The park is located on south eastern Kenya, 240km from Nairobi along the western side of Mombasa-Nairobi highway. The savannah ecosystem comprises of open grasslands, scrublands, and Acacia woodlands, belts of riverine vegetation and rocky ridges. Major wildlife attractions include elephant, rhino, Hippos, lions, cheetah, leopards, Buffalos, diverse plant and bird species including the threatened corncrake and near threatened Basra Reed Warbler.

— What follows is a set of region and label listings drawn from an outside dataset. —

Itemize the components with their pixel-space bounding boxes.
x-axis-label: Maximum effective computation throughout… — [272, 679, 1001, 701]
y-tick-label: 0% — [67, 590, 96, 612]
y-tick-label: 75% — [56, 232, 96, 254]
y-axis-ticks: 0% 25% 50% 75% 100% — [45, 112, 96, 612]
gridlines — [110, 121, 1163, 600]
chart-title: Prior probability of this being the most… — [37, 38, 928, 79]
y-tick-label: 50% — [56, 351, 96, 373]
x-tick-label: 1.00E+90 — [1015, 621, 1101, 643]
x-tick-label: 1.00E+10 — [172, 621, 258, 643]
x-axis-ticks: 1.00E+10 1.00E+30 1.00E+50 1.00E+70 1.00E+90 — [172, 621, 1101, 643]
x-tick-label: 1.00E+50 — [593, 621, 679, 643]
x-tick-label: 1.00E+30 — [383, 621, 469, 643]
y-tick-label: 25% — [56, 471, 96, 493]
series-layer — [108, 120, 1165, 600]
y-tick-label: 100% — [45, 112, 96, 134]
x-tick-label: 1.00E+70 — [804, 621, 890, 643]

Attractions in Tsavo West National Park
• Mzima Springs:
One of the main attractions in Tsavo West National Park are the Mzima Springs, located 48km from the Mtito Andei Gate and close to both Kilaguni Lodge and Kitanitented camp. The two large pools, connected by a rush of rapids are replenished with two hundred and twenty million liters of crystal-clear water every day, from the underground streams stemming from the lava the Chyulu Hills, 40-50 kilometers away. This fresh water at Mzima forms a haven to a huge variety of wildlife including hippoa and crocodiles, but is aslo an important source of drinking water for many animals including elephants, lion, gazelles, zebra and giraffe. A must is to look for Hippo underwater through the windows of the observation tank that has been sunk into the river, you can be sure to spot a few fish species including barbel.
• Chaimu Crater:
Just west of the springs is the Chaimu Crater, this volcanic crater is less than 200 years old and composed mainly of black coke. It is well worth the visit and you can climbed by foot. Animals to look out for in this area include klipspringer and the lesser Kudu antelope.
• Lake Jipe:
Located in the southwestern corner of Tsavo West National Park is Lake Jipe. 10km long and 3km wide it has huge reed beds and although there is game present, it is the rich bird life that is most impressive here. Pied Kingfishers, palmnut vultures, black herons and African skimmers, Purlpe Gallinule, Black Herons, the Pygmy Goose and the Lesser Jacana are all found in this area around the lake. Above the lake, the Tanzanian Pare Mountains form an impressive backdrop, especially if you are there to see it at sunset.
• Prior to the park's establishment in 1948 with its sister park, Tsavo East National Park, the Waliangulu people roamed the park hunting elephant with bow and arrow. British forces in World War I built forts along the Tsavo River in defense of Von Lettow Vorbeck's intrusion from the south and engineers built a railway through the bush land, encountering man-eating lions.
• Tsavo West National Park also holds an important rhino sanctuary and is famous for elephant.